Neste mês de julho, eles foram incorporados como instrumento terapêutico na rede de proteção às crianças e adolescentes vítimas de violência: psicológica, física, abuso sexual ou abandono. Os cães vão colaborar para que elas sejam assistidas e tenham um melhor acolhimento nos atendimentos realizados pela equipe técnica do fórum.
“Queremos fazer um trabalho diferenciado em prol desse público e não ficar naquela coisa burocrática, protocolar. Temos uma expectativa enorme que vai ser muito engrandecedor em relação à concretização dos direitos dessas crianças e adolescentes”, destaca a juíza coordenadora do Núcleo de Apoio Especializado da Direção do Fórum de Londrina, Cláudia Catafesta.
A figura do cão de assistência judiciária existe nos Estados Unidos há 30 anos, mas no Brasil a iniciativa é inédita. Diante de um trauma grande, como um abuso ou abandono, existe uma dificuldade, uma resistência natural das vítimas para ir até o Judiciário e falar sobre o assunto.

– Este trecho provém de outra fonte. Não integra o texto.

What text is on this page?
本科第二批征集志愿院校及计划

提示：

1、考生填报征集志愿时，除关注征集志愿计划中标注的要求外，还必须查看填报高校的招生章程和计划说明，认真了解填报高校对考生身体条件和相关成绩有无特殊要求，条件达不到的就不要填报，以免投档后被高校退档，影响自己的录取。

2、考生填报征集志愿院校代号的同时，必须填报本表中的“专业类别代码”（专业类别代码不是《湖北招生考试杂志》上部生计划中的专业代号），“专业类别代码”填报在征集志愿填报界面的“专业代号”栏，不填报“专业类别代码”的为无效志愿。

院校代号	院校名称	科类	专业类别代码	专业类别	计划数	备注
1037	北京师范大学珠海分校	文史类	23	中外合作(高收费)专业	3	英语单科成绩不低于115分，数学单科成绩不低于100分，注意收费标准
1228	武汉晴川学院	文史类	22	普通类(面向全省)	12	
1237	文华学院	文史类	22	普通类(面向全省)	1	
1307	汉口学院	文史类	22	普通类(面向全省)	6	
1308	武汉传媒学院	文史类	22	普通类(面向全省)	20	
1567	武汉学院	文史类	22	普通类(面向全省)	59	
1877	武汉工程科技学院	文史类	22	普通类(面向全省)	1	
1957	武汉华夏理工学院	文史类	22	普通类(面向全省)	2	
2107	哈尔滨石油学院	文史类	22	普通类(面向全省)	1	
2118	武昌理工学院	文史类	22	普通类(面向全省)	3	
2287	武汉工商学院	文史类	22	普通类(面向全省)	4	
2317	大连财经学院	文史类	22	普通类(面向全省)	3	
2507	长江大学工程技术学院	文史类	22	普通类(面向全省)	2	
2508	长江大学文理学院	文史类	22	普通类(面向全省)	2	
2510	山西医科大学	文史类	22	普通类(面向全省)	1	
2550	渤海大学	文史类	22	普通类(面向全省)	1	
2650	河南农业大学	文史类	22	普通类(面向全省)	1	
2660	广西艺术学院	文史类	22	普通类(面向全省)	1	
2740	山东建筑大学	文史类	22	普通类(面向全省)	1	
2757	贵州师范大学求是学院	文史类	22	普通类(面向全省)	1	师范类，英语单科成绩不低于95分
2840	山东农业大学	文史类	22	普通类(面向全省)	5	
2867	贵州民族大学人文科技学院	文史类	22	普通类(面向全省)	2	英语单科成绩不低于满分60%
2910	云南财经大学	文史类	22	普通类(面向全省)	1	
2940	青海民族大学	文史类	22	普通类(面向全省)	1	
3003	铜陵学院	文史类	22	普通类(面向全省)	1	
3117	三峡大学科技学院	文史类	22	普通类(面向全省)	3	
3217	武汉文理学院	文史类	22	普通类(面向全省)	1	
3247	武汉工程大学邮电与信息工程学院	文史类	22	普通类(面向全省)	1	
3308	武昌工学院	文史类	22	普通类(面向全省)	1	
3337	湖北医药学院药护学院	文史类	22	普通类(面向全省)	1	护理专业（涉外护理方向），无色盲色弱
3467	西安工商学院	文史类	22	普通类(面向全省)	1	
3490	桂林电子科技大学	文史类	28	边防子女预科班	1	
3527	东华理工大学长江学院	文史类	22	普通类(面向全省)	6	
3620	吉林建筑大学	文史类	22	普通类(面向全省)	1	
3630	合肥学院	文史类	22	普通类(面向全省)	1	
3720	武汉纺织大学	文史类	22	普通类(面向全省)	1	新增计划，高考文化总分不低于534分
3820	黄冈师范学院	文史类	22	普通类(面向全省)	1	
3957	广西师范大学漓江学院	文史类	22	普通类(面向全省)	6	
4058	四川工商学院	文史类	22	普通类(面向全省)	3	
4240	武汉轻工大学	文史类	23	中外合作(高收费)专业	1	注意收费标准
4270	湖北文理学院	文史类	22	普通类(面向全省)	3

Os animais estarão ali para, entre outras funções, recepcioná-las, ajudando a humanizar o ambiente do Tribunal e diminuindo a ansiedade das crianças e adolescentes.
“O ambiente forense não é um ambiente agradável para uma criança ou adolescente. Então, o animal é para eles terem vontade de entrar no fórum, se sentirem mais à vontade, diminuir o stress, a angústia, esse medo do momento de falar. Através da aproximação com o cachorro, que eles possam se soltar um pouco mais”, explica a juíza da 1ª Vara da Infância e Juventude da Comarca de Londrina, Camila Tereza Gutzlaff Cardoso.
Como parte da equipe do fórum, os cachorros terão um papel fundamental como facilitadores na criação de um vínculo entre a equipe de psicólogas do TJPR e os pacientes. “O cão é a ponte entre o profissional e a criança, vai aproximá-los. Ele será um suporte emocional para a criança”, diz o fundador e diretor do Ibetaa, Carlos Pires.
Resposta positiva
Os primeiros atendimentos com o auxílio dos animais já resultaram em uma resposta positiva por parte das crianças e adolescentes que tiveram contato com eles. Até cartinhas de agradecimento os cães já receberam.
Treinamento
Com 7 anos, Snow, da raça samoeida é o mais experiente dos cães que já estão atuando no fórum. A dálmata Teela tem 2 anos e o caçula é Bello, de apenas 7 meses. Logo com dois meses de vida, o animal da raça bernese passou por uma avaliação específica que comprovou o perfil para trabalhar como um cão de apoio emocional. A partir disso, uma equipe de especialistas em comportamento animal definiu um plano de treinamento específico. Esse trabalho de aperfeiçoamento é contínuo.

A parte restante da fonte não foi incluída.